Before I had entered an MMORPG (like Planeshift or SecondLife) I was very sure ... but now my confidence has been weakened. Am I another 'avatar' being operated by some other sentient entity outside this world ?
Is this a recursive ? Just as I could create an 'avatar' within Planeshift or SecondLife .. am I an 'avatar' created inside what we believe is this real world.
Through my avatar, I can create a quasi-intelligent artefact, that exhibits some kind of behaviour. Can I extend this ability to create and end up creating a third virtual world inside the MMORPG .. a third world where my avatar, if he is 'intelligent' enough, can log in and play ThirdLife ? And if that be so ... then how am i sure that my so-called 'real' life is indeed the FirstLife that I believe it is ...

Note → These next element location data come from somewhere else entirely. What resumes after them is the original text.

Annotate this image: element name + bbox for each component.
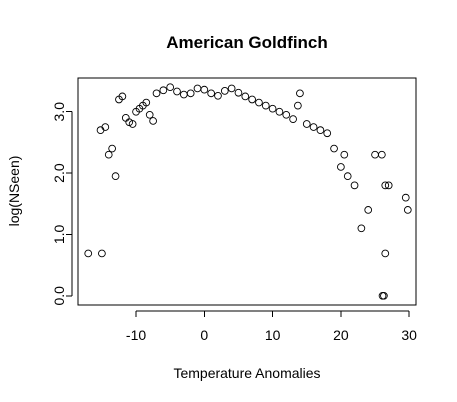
scatter-point [378,291,387,300]
scatter-point [84,249,93,258]
plot-border [77,77,417,306]
scatter-point [350,181,359,190]
x-axis-label: Temperature Anomalies [173,365,320,381]
scatter-point [108,144,116,153]
scatter-point [104,150,113,159]
scatter-point [193,84,202,93]
scatter-point [340,150,349,159]
scatter-point [302,120,311,128]
scatter-point [241,92,250,101]
scatter-point [96,126,105,134]
scatter-point [98,249,106,258]
scatter-point [173,87,181,96]
scatter-point [186,89,195,98]
x-tick-label: 30 [401,327,417,343]
scatter-point [227,84,236,93]
scatter-point [159,86,168,95]
scatter-point [378,150,386,159]
scatter-point [309,123,318,131]
scatter-point [145,110,154,119]
scatter-point [200,85,209,94]
y-tick-label: 2.0 [51,163,67,183]
scatter-point [357,224,366,233]
scatter-point [261,101,270,110]
scatter-point [337,163,345,171]
scatter-point [214,91,222,100]
chart-title: American Goldfinch [166,33,328,52]
scatter-point [403,206,412,214]
y-axis-label: log(NSeen) [6,156,22,227]
scatter-point [296,89,304,98]
scatter-point [401,193,410,202]
scatter-point [220,87,229,95]
scatter-point [381,249,390,258]
scatter-point [381,181,390,190]
y-tick-label: 1.0 [51,225,67,245]
scatter-point [330,144,338,153]
scatter-point [118,92,127,101]
scatter-point [207,89,216,98]
y-axis: 0.0 1.0 2.0 3.0 [51,102,73,306]
scatter-point [384,181,393,190]
x-tick-label: 10 [265,327,281,343]
scatter-point [101,123,110,131]
scatter-point [343,172,352,181]
scatter-points [84,83,412,300]
scatter-point [248,95,256,104]
scatter-point [371,150,379,159]
x-tick-label: 0 [200,327,208,343]
scatter-point [166,83,175,92]
scatter-point [294,101,302,110]
scatter-point [268,104,277,113]
scatter-point [152,89,161,98]
scatter-point [255,98,263,107]
scatter-point [289,115,297,123]
y-tick-label: 3.0 [51,102,67,122]
scatter-point [316,126,325,134]
scatter-point [111,172,120,181]
scatter-point [282,110,291,119]
x-tick-label: 20 [333,327,349,343]
x-axis: -10 0 10 20 30 [126,310,417,343]
x-tick-label: -10 [126,327,146,343]
scatter-point [364,206,373,214]
scatter-point [149,117,157,125]
scatter-point [179,90,188,99]
scatter-point [234,88,243,97]
scatter-point [128,120,137,128]
scatter-point [121,114,130,122]
scatter-point [323,129,332,138]
scatter-point [142,98,151,107]
scatter-point [275,107,284,116]
y-tick-label: 0.0 [51,286,67,306]
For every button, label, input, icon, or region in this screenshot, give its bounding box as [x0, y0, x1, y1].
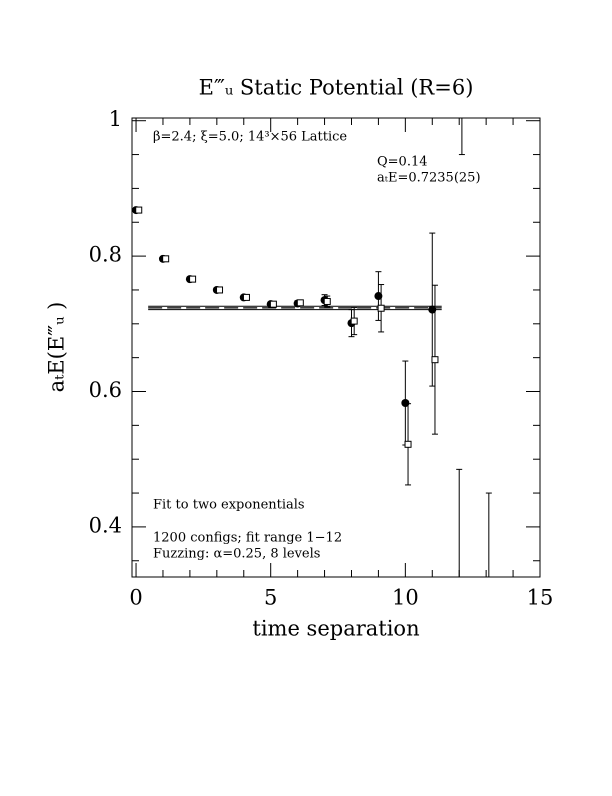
data-point — [377, 304, 385, 312]
y-axis-label: aₜE(E‴ᵤ ) — [45, 302, 69, 393]
data-point — [404, 440, 412, 448]
data-point — [242, 293, 250, 301]
data-point — [323, 297, 331, 305]
annotation: Q=0.14 — [377, 155, 428, 170]
y-tick-label: 1 — [109, 107, 122, 131]
x-tick-label: 0 — [129, 586, 142, 610]
x-axis-label: time separation — [252, 617, 419, 641]
data-point — [455, 624, 463, 632]
y-tick-label: 0.8 — [89, 243, 122, 267]
data-point — [216, 286, 224, 294]
annotation: Fuzzing: α=0.25, 8 levels — [153, 547, 320, 562]
data-point — [431, 356, 439, 364]
annotation: 1200 configs; fit range 1−12 — [153, 531, 342, 546]
data-point — [350, 317, 358, 325]
plot-frame — [131, 117, 541, 578]
x-tick-label: 15 — [527, 586, 554, 610]
chart-title: E‴ᵤ Static Potential (R=6) — [199, 76, 474, 100]
data-point — [401, 399, 410, 408]
x-tick-label: 10 — [392, 586, 419, 610]
plot-area — [132, 50, 492, 632]
data-point — [459, 50, 465, 56]
data-point — [296, 299, 304, 307]
data-point — [428, 305, 437, 314]
y-tick-label: 0.6 — [89, 378, 122, 402]
annotation: aₜE=0.7235(25) — [377, 171, 481, 186]
annotation: Fit to two exponentials — [153, 498, 305, 513]
data-point — [162, 255, 170, 263]
data-point — [486, 625, 492, 631]
data-point — [269, 300, 277, 308]
y-tick-label: 0.4 — [89, 513, 122, 537]
data-point — [135, 206, 143, 214]
data-point — [189, 275, 197, 283]
data-point — [374, 292, 383, 301]
annotation: β=2.4; ξ=5.0; 14³×56 Lattice — [153, 130, 347, 145]
x-tick-label: 5 — [264, 586, 277, 610]
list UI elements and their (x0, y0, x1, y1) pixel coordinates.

Of course we understand and appreciate programming avatars and 'bots' to be intelligent is a non-trivial problem and one that researchers on AI have been breaking their heads against since the 1960s. But assuming that this problem can be tackled -- see my thoughts on how this could be attempted -- we see no difficulty in envisioning an entire range of worlds where the one that we currently know is called the "Nth life" and a 'normal' MMORPG is "N+1th life"
For the time being N = 1, we believe we are in FirstLife and we are playing SecondLife (N+1 = 2). However whether that is really so ... is something that is known only to he who is a true adept at Advaita Vedanta.
Let me conclude with a story that is popular with Zen Buddhists. There was monk who fell asleep under a tree and had a very vivid dream. He dreamt that he was a butterfly and was flying around the tree. When the monk woke up he was very confused ... and wondered -- "Am man who had been dreaming that he was a butterfly ? Or am I a butterfly who is currently dreaming that I am a man ?"
Is it possible for an avatar to ask similar questions if he has been programmed to do so ? And finally ... have I been programmed by someone else to ask this question through this blog ?
The answer will perhaps be known to those who have have achieved the Singularity of Advaita Vedanta.